É essa Grande São Paulo mais desvairada que a Paulicéia teatralizada pela genialidade de Plínio Marcos que se deteriora na medida em que indicadores econômicos e sociais se afastam do marco zero da Praça da Sé. É essa Grande São Paulo que, em pleno século XXI, não encontra uma instância sequer de indignação que resolva botar a mão na massa de planejamento.
Algumas instituições acadêmicas e sociais que lidam com a esquizofrenia da Grande São Paulo reagem com a mesma eficiência e limitações de quem enxuga gelo. Falta às autoridades públicas vontade política para interromper o processo de esquartejamento social. A pauta metropolitana já foi mais escanteada pela mídia, que centrava fogo principalmente em Brasília, capital política da Nação. Avanços nos últimos temposainda se distanciam da importância desse campo de batalhas disfarçado de conglomerado humano.
Nenhum gestor público ou partido político pode reivindicar exceção à regra de críticas à orfandade de medidas que vejam o todo dos 39 municípios com especificidades de um lado e interdependências de outro. Já há sinais de que, novamente, a chamada metropolização da Grande São Paulo constará dos discursos de candidatos ao governo do Estado. Essa é uma manjadíssima agenda anunciada com o propósito marqueteiro desensibilizar os incautos.

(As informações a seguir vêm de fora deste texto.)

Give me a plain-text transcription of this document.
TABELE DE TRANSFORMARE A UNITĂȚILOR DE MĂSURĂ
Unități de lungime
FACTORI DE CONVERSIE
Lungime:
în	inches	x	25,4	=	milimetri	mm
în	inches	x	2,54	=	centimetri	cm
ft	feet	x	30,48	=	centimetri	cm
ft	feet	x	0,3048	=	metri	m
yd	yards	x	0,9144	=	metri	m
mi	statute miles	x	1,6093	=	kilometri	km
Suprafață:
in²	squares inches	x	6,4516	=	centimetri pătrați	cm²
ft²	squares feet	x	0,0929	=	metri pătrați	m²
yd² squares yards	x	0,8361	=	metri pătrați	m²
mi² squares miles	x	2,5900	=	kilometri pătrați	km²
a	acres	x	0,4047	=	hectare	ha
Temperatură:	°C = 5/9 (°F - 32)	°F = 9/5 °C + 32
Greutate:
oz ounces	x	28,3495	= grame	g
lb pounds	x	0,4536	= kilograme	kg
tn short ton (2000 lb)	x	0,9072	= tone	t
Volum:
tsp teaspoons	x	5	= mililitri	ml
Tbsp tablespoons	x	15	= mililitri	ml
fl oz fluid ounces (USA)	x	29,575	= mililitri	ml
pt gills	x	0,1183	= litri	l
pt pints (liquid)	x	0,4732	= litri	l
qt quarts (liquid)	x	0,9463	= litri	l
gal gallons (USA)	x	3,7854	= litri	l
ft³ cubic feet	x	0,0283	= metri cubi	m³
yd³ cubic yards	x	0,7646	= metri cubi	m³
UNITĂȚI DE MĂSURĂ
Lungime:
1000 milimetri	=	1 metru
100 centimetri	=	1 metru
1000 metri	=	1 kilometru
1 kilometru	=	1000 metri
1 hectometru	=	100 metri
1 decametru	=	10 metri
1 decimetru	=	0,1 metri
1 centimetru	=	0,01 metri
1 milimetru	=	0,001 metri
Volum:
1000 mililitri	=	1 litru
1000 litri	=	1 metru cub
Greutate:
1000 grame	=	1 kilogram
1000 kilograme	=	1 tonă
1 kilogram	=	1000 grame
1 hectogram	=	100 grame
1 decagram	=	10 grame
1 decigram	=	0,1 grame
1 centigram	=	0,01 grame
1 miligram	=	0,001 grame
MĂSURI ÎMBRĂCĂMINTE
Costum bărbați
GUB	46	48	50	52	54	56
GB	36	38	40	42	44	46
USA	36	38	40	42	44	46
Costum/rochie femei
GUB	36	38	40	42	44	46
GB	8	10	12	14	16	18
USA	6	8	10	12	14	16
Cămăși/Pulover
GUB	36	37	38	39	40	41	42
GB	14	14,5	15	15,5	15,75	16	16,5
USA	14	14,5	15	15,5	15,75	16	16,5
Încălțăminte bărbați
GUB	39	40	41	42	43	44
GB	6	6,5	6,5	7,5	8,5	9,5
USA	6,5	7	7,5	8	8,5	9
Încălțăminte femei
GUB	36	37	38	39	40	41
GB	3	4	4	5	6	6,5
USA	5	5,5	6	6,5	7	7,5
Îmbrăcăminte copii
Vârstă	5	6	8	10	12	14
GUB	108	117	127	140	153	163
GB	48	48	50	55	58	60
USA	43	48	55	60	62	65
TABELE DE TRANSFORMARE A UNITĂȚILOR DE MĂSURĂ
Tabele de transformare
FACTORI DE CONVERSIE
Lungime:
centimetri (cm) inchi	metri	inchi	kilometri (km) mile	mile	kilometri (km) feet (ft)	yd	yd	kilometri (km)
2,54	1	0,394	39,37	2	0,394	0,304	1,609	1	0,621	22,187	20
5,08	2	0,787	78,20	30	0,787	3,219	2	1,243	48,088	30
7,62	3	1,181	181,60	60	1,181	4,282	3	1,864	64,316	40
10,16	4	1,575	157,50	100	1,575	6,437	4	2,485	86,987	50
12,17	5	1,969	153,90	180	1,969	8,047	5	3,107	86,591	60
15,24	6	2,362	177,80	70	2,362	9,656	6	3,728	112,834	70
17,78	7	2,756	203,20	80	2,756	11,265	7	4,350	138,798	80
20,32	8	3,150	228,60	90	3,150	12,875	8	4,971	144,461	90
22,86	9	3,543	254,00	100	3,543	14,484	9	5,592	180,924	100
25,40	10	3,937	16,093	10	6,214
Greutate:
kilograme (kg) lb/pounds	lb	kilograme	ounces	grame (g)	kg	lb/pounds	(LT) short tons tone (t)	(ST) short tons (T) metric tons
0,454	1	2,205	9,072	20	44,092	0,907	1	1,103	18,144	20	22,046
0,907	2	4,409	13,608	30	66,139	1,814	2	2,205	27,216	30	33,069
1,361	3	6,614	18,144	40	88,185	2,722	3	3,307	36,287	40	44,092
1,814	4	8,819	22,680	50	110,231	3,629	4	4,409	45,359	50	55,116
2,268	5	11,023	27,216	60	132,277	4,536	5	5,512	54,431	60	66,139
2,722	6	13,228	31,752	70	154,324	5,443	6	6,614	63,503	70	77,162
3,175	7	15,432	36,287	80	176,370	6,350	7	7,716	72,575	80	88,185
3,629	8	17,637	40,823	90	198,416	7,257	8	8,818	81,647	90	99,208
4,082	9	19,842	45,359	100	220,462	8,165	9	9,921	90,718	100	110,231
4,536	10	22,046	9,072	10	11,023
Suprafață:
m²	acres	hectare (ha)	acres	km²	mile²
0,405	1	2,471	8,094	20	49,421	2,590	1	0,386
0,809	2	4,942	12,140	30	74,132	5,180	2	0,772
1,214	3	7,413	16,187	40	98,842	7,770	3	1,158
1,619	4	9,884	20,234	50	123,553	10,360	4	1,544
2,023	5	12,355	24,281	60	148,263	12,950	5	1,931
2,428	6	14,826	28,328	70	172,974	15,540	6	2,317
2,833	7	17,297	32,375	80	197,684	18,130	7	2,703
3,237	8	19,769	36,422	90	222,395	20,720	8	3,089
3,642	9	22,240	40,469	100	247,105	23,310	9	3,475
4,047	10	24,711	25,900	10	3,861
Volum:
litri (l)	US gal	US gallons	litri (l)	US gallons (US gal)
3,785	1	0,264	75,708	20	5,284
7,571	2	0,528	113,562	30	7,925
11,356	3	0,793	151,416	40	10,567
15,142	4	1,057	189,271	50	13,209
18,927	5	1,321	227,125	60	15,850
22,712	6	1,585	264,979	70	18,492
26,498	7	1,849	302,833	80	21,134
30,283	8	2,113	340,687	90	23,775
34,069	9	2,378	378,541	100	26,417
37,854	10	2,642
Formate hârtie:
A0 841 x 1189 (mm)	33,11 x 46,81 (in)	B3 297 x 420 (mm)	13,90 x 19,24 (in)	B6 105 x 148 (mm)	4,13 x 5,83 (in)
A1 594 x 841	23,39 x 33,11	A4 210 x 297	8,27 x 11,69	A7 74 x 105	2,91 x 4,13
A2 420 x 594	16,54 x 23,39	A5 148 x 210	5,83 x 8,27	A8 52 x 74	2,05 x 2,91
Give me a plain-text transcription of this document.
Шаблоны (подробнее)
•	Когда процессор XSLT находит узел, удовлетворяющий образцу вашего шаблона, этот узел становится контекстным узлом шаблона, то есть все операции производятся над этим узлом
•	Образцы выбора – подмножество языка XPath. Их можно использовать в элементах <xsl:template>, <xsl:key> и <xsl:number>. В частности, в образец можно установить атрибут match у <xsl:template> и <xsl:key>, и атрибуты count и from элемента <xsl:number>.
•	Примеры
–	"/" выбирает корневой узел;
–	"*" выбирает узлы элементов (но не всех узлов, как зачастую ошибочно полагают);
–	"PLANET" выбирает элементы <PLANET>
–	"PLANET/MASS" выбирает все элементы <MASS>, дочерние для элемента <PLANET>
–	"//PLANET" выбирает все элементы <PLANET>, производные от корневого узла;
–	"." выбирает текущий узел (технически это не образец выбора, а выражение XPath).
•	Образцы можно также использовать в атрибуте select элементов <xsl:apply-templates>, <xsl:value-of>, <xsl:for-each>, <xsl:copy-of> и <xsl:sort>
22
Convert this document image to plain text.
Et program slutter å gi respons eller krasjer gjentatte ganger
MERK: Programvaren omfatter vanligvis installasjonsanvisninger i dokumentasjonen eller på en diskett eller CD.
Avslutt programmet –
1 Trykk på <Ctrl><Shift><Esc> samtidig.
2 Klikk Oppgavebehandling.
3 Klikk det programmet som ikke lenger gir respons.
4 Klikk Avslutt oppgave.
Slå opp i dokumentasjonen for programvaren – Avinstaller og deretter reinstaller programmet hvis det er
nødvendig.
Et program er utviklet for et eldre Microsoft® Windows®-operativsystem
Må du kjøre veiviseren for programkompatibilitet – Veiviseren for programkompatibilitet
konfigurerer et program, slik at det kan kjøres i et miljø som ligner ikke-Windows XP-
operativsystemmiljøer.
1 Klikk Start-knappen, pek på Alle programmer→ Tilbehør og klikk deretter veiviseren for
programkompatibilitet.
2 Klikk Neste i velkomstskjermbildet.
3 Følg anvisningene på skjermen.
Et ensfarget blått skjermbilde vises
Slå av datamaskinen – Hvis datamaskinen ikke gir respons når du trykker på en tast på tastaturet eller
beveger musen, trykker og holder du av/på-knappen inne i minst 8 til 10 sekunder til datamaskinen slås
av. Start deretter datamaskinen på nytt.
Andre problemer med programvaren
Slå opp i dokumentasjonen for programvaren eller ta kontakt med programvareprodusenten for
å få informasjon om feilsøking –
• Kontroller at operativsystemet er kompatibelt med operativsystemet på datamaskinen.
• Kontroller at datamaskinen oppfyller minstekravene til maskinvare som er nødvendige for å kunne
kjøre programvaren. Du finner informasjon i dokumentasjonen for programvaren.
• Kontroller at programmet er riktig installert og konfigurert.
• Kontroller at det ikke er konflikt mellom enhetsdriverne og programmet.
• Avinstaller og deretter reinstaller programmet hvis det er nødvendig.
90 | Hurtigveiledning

A Região Metropolitana de São Paulo é um mostrengo social, porque as realidades dos fatos caminham num sentido de direção, mas os interesses político-partidários buscam o lado oposto. Na parafernália partidária que divide o universo político brasileiro em dezenas de agremiações que convergem à centro-direita tucana e à centro-esquerda petista, não sobra espaço para a racionalidade e o desembaraço da ação do Poder Público. O formato municipalista da Região Metropolitana de São Paulo é uma briga de faca no escuro de fundamentalismo político, primo-irmão do desperdício de recursos públicos. Uma instância de poder que harmonize as relações municipais sob o preceito da integração estratégica é apenas sonho.
A ideia de especialistas ouvidos no passado de que a Grande São Paulo poderia virar um novo Estado não prosperará jamais, embora tenha muito mais pontos positivos que negativos. Mas, também como ressaltam outros especialistas, o conceito de Estado não precisa ser levado a ferro e fogo separatista.
A Grande São Paulo poderia ser objeto de ações típicas de um Estado informal dentro do Estado de São Paulo. Com isso, não se alteraria uma vírgula sequer da Constituição Federal à integridade territorial dos paulistas. A mudança geraria apenas mecanismos técnicos e orçamentários para debelar labaredas de um circo em chamas ao canalizar investimentos produtivos em direção à chamada São Paulo Expandida. Os imprevidentes não atentam para os riscos crescentes do esvaziamento industrial da Grande São Paulo sem o correspondente contra-ataque às vicissitudessociais que permanecem e se retroalimentam da redução persistente da capacidade de intervenção orçamentária das instâncias municipais.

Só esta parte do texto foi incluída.